Kasus ini bermula dari konflik rumah tangga antara ibu bayi, Pemi (27), dengan suaminya, Tedi (27). Menurut Pemi, suaminya kerap membawa anak mereka setiap kali terjadi pertengkaran. Namun, berbeda dari sebelumnya, kali ini sang anak tidak kunjung dikembalikan.
Selama 10 hari kehilangan kabar mengenai putrinya, Pemi mulai curiga setelah mengetahui suaminya membeli telepon genggam dan sepeda motor baru. Saat berusaha menghubungi, nomor teleponnya justru diblokir.

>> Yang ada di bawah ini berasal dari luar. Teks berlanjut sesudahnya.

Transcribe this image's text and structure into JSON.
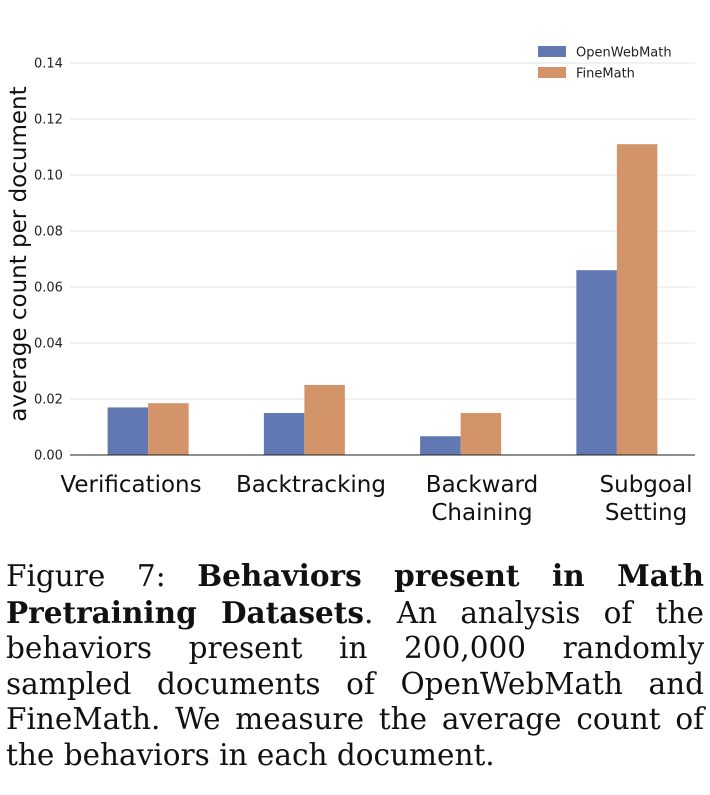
{
  "chart_data": {
    "type": "bar",
    "categories": [
      "Verifications",
      "Backtracking",
      "Backward Chaining",
      "Subgoal Setting"
    ],
    "category_lines": [
      [
        "Verifications"
      ],
      [
        "Backtracking"
      ],
      [
        "Backward",
        "Chaining"
      ],
      [
        "Subgoal",
        "Setting"
      ]
    ],
    "series": [
      {
        "name": "OpenWebMath",
        "color": "#6178b2",
        "values": [
          0.017,
          0.015,
          0.0067,
          0.066
        ]
      },
      {
        "name": "FineMath",
        "color": "#d4946a",
        "values": [
          0.0185,
          0.025,
          0.015,
          0.111
        ]
      }
    ],
    "ylabel": "average count per document",
    "xlabel": "",
    "ylim": [
      0,
      0.14
    ],
    "yticks": [
      "0.00",
      "0.02",
      "0.04",
      "0.06",
      "0.08",
      "0.10",
      "0.12",
      "0.14"
    ],
    "grid": true,
    "legend": "top-right"
  },
  "caption": {
    "label": "Figure 7: ",
    "bold": "Behaviors present in Math Pretraining Datasets",
    "text": ". An analysis of the behaviors present in 200,000 randomly sampled documents of OpenWebMath and FineMath. We measure the average count of the behaviors in each document."
  }
}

Kecurigaan itu semakin menguat ketika seorang teman memberitahunya bahwa bayi tersebut diduga telah dijual di Desa Rantau Gedang dengan nilai Rp20 juta. Mendapat informasi tersebut, Pemi langsung melaporkan kasus itu ke Unit PPA Polres Batanghari pada 17 Juli 2026 melalui kuasa hukumnya, Prayogi.

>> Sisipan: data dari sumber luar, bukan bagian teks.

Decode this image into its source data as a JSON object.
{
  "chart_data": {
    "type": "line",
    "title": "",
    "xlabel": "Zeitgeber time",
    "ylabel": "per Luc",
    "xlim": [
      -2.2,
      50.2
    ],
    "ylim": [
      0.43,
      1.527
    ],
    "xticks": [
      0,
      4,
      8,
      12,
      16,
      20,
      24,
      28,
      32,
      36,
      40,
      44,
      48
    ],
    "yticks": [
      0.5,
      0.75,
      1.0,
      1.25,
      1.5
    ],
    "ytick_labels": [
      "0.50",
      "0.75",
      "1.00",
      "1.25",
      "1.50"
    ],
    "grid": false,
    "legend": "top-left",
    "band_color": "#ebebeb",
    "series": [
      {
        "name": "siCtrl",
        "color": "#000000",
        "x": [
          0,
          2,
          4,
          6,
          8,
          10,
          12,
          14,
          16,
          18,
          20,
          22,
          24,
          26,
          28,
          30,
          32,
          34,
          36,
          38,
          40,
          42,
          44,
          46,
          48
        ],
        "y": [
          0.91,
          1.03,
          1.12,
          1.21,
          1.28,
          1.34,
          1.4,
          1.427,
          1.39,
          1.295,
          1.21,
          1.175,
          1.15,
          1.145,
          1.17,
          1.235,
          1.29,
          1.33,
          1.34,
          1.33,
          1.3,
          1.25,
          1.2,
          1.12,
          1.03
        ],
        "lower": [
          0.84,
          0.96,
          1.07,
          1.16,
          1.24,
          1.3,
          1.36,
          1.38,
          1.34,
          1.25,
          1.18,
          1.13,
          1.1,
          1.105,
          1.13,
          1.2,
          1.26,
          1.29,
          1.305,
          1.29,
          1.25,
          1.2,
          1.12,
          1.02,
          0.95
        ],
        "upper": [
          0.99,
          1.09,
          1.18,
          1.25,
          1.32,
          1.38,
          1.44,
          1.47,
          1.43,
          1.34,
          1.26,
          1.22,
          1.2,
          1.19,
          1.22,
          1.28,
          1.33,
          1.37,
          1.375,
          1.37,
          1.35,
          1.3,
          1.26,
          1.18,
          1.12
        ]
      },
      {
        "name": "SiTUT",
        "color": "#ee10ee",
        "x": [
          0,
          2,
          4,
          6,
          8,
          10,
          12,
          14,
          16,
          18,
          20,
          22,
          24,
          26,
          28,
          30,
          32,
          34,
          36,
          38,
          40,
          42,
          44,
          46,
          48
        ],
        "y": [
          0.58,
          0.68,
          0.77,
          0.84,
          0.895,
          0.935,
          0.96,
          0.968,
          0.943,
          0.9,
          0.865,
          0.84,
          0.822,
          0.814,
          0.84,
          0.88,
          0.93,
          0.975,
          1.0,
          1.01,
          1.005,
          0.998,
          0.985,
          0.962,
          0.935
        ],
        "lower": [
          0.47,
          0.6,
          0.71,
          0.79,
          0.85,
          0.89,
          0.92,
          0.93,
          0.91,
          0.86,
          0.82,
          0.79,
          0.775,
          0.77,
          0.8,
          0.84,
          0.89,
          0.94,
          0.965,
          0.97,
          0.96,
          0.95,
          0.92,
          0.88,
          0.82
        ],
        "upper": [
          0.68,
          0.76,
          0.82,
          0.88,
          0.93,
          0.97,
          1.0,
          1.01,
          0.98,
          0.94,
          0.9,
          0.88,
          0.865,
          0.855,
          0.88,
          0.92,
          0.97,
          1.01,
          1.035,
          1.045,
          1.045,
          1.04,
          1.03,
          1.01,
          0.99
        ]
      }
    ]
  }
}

Di tengah proses hukum, bayi G sempat diamankan di sebuah rumah aman. Namun situasi berubah mencekam ketika sekelompok orang mendatangi lokasi dan mengambil paksa bayi tersebut. Aksi itu disebut diwarnai intimidasi menggunakan senjata tajam sehingga memicu kepanikan warga.
Hingga kini, aparat kepolisian masih menyelidiki dugaan tindak pidana penjualan anak sekaligus insiden pengambilan paksa dari rumah aman. Polisi juga berupaya memastikan keselamatan bayi dan mengusut seluruh pihak yang diduga terlibat dalam perkara tersebut.